The children were carrying the soprano of that unharmonious music. They were all crying and shouting, and there was nothing but weeping and wailing. When the water of that great deluge let up a little they asked me how and what he had died from. I told them about it and about the will he had made, leaving me as his lawful heir and successor. And then it all started. The tears turned into rage, their wails into curses, and their sighs into threats.
"You're a thief, and you killed him to rob him, but you won't get away with it," said the youngest girl. "That hermit was my husband, and these three children are his, and if you don't give us all his property, we'll have you hanged. And if the law doesn't do it there are swords and daggers to kill you a thousand times if you had a thousand lives."
I told them there were reliable witnesses there when he'd made his will.
"That's a pack of lies," they said. "Because the day you say he died, he was here, and he told us he didn't have any company."
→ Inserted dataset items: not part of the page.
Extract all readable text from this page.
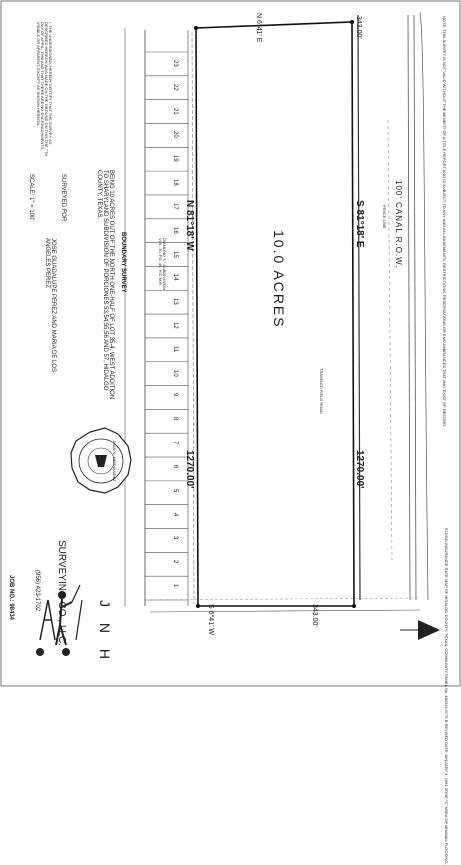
NOTE: THIS SURVEY IS NOT VALID WITHOUT THE BENEFIT OF A TITLE REPORT AND IS SUBJECT TO ANY AND ALL EASEMENTS, RESTRICTIONS, RESERVATIONS OR ENCUMBRANCES THAT MAY EXIST OF RECORD.
FLOOD INSURANCE RATE MAP OF HIDALGO COUNTY, TEXAS, COMMUNITY PANEL No. 480334 0175 B REVISED DATE JANUARY 4, 1991 ZONE "C" AREA OF MINIMAL FLOODING.
N 6°41' E	343.00'
S 6°41' W	343.00'
S 81°18' E
1270.00'
N 81°18' W
1270.00'
10.0 ACRES
100' CANAL R.O.W.
TRAVELED FIELD ROAD
FENCE LINE
DIAMOND "L" SUBDIVISION VOL. 30, PG. 49, H.C.M.R.
23
22
21
20
19
18
17
16
15
14
13
12
11
10
9
8
7
6
5
4
3
2
1
I, THE UNDERSIGNED, HEREBY CERTIFY THAT THE SURVEY AS DESCRIBED HEREON WAS MADE ON THE GROUND ON THIS THE 7TH DAY OF APRIL, 1998 AND THAT THERE ARE NO ENCROACHMENTS, VISIBLE OR APPARENT, EXCEPT AS SHOWN HEREON.
BOUNDARY SURVEY
BEING 10 ACRES OUT OF THE NORTH ONE-HALF OF LOT 35-4, WEST ADDITION TO SHARYLAND SUBDIVISION OF PORCIONES 53,54,55,56 AND 57, HIDALGO COUNTY, TEXAS.
SURVEYED FOR:
JOSE GUADALUPE PEREZ AND MARIA DE LOS ANGELES PEREZ
SCALE: 1" = 100'
J N H
SURVEYING CO., LLC.
(956) 423-1702
JOB NO.: 98434
JUAN N. HERNANDEZ
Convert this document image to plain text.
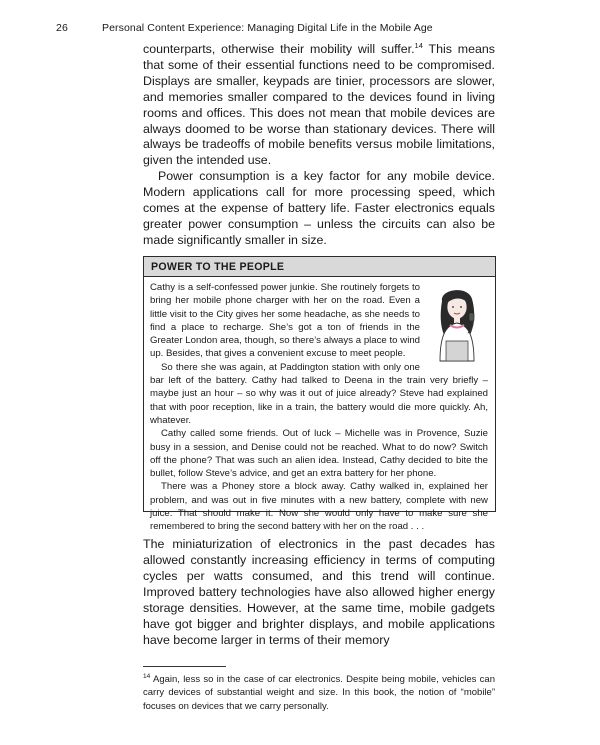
26	Personal Content Experience: Managing Digital Life in the Mobile Age

counterparts, otherwise their mobility will suffer.$^{14}$ This means that some of their essential functions need to be compromised. Displays are smaller, keypads are tinier, processors are slower, and memories smaller compared to the devices found in living rooms and offices. This does not mean that mobile devices are always doomed to be worse than stationary devices. There will always be tradeoffs of mobile benefits versus mobile limitations, given the intended use.

Power consumption is a key factor for any mobile device. Modern applications call for more processing speed, which comes at the expense of battery life. Faster electronics equals greater power consumption – unless the circuits can also be made significantly smaller in size.

POWER TO THE PEOPLE

Cathy is a self-confessed power junkie. She routinely forgets to bring her mobile phone charger with her on the road. Even a little visit to the City gives her some headache, as she needs to find a place to recharge. She’s got a ton of friends in the Greater London area, though, so there’s always a place to wind up. Besides, that gives a convenient excuse to meet people.

So there she was again, at Paddington station with only one bar left of the battery. Cathy had talked to Deena in the train very briefly – maybe just an hour – so why was it out of juice already? Steve had explained that with poor reception, like in a train, the battery would die more quickly. Ah, whatever.

Cathy called some friends. Out of luck – Michelle was in Provence, Suzie busy in a session, and Denise could not be reached. What to do now? Switch off the phone? That was such an alien idea. Instead, Cathy decided to bite the bullet, follow Steve’s advice, and get an extra battery for her phone.

There was a Phoney store a block away. Cathy walked in, explained her problem, and was out in five minutes with a new battery, complete with new juice. That should make it. Now she would only have to make sure she remembered to bring the second battery with her on the road . . .

The miniaturization of electronics in the past decades has allowed constantly increasing efficiency in terms of computing cycles per watts consumed, and this trend will continue. Improved battery technologies have also allowed higher energy storage densities. However, at the same time, mobile gadgets have got bigger and brighter displays, and mobile applications have become larger in terms of their memory

$^{14}$ Again, less so in the case of car electronics. Despite being mobile, vehicles can carry devices of substantial weight and size. In this book, the notion of “mobile” focuses on devices that we carry personally.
When I realized that he hadn't given his will to a notary, and that those women were threatening me, along with the experience I'd had with the law and with lawsuits, I decided to be courteous to them. I wanted to try to get hold of what I would lose if it came into the hands of the law. Besides, the new widow's tears had touched my heart. So I told them to calm down, they wouldn't lose anything with me; that if I had accepted the inheritance, it was only because I didn't know the dead man was married--in fact, I had never heard of hermits being married.